Here, at The Kennedy Center for Children, there were all these kids and adults that I had to contend with. I was always watching my step with every new kid who walked through the door. I was not the biggest kid around and I was almost always the first one the new kids decided to bully. It wasn’t because I couldn’t defend myself; I’m actually a pretty good fighter. It was because I look like an easy target. I’m so small that people just think they can take advantage of me.
And then there is Rafael. For some reason he has it out for me. He would be happy if he could tie me up and hang me as his personal punching bag. I was finished with this. I could not live scared anymore.
I unlocked the door with a new purpose. At least at this new house I would only have four people to contend with. If the parents sucked then I would just leave. I would find another way to make it in the world. I was just done with being a victim all the time. There was no noise coming from the big stall so I walked stealthily out the door and headed back to Miss London’s office.

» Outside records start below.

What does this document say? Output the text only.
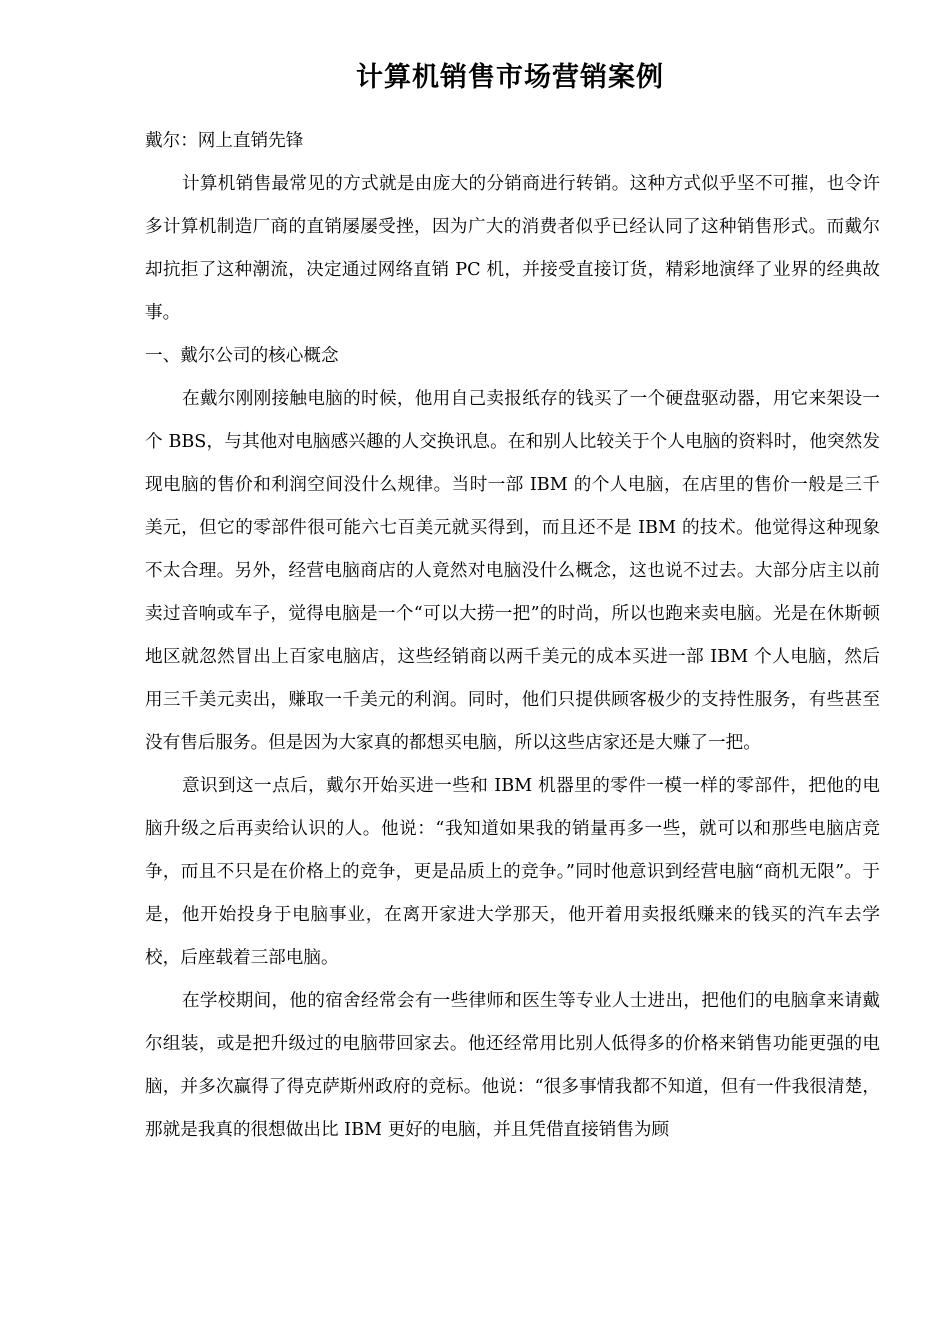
计算机销售市场营销案例

戴尔：网上直销先锋

计算机销售最常见的方式就是由庞大的分销商进行转销。这种方式似乎坚不可摧，也令许多计算机制造厂商的直销屡屡受挫，因为广大的消费者似乎已经认同了这种销售形式。而戴尔却抗拒了这种潮流，决定通过网络直销 PC 机，并接受直接订货，精彩地演绎了业界的经典故事。

一、戴尔公司的核心概念

在戴尔刚刚接触电脑的时候，他用自己卖报纸存的钱买了一个硬盘驱动器，用它来架设一个 BBS，与其他对电脑感兴趣的人交换讯息。在和别人比较关于个人电脑的资料时，他突然发现电脑的售价和利润空间没什么规律。当时一部 IBM 的个人电脑，在店里的售价一般是三千美元，但它的零部件很可能六七百美元就买得到，而且还不是 IBM 的技术。他觉得这种现象不太合理。另外，经营电脑商店的人竟然对电脑没什么概念，这也说不过去。大部分店主以前卖过音响或车子，觉得电脑是一个“可以大捞一把”的时尚，所以也跑来卖电脑。光是在休斯顿地区就忽然冒出上百家电脑店，这些经销商以两千美元的成本买进一部 IBM 个人电脑，然后用三千美元卖出，赚取一千美元的利润。同时，他们只提供顾客极少的支持性服务，有些甚至没有售后服务。但是因为大家真的都想买电脑，所以这些店家还是大赚了一把。

意识到这一点后，戴尔开始买进一些和 IBM 机器里的零件一模一样的零部件，把他的电脑升级之后再卖给认识的人。他说：“我知道如果我的销量再多一些，就可以和那些电脑店竞争，而且不只是在价格上的竞争，更是品质上的竞争。”同时他意识到经营电脑“商机无限”。于是，他开始投身于电脑事业，在离开家进大学那天，他开着用卖报纸赚来的钱买的汽车去学校，后座载着三部电脑。

在学校期间，他的宿舍经常会有一些律师和医生等专业人士进出，把他们的电脑拿来请戴尔组装，或是把升级过的电脑带回家去。他还经常用比别人低得多的价格来销售功能更强的电脑，并多次赢得了得克萨斯州政府的竞标。他说：“很多事情我都不知道，但有一件我很清楚，那就是我真的很想做出比 IBM 更好的电脑，并且凭借直接销售为顾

The Ramseys were filling out paperwork so I guess they hadn’t given up on me. I walked back in and they were all smiles again. I smiled back this time, though I’m sure my eyes were puffy from all the stupid crying. The man and lady took turns signing papers and patting my back or ruffling my hair. I had been through this before. This time, though, it seemed more–real. Maybe this was the storybook ending the little kids always hoped for.
I squashed that thought like a bug. This was an escape plan. I wasn’t going to be taken off guard. I may not be a samurai, but I was putting on my armor and it was not coming off. After I had been with them for a while, if things were going well, I would re-assess the plan. For now, these parents were my ride out of this life.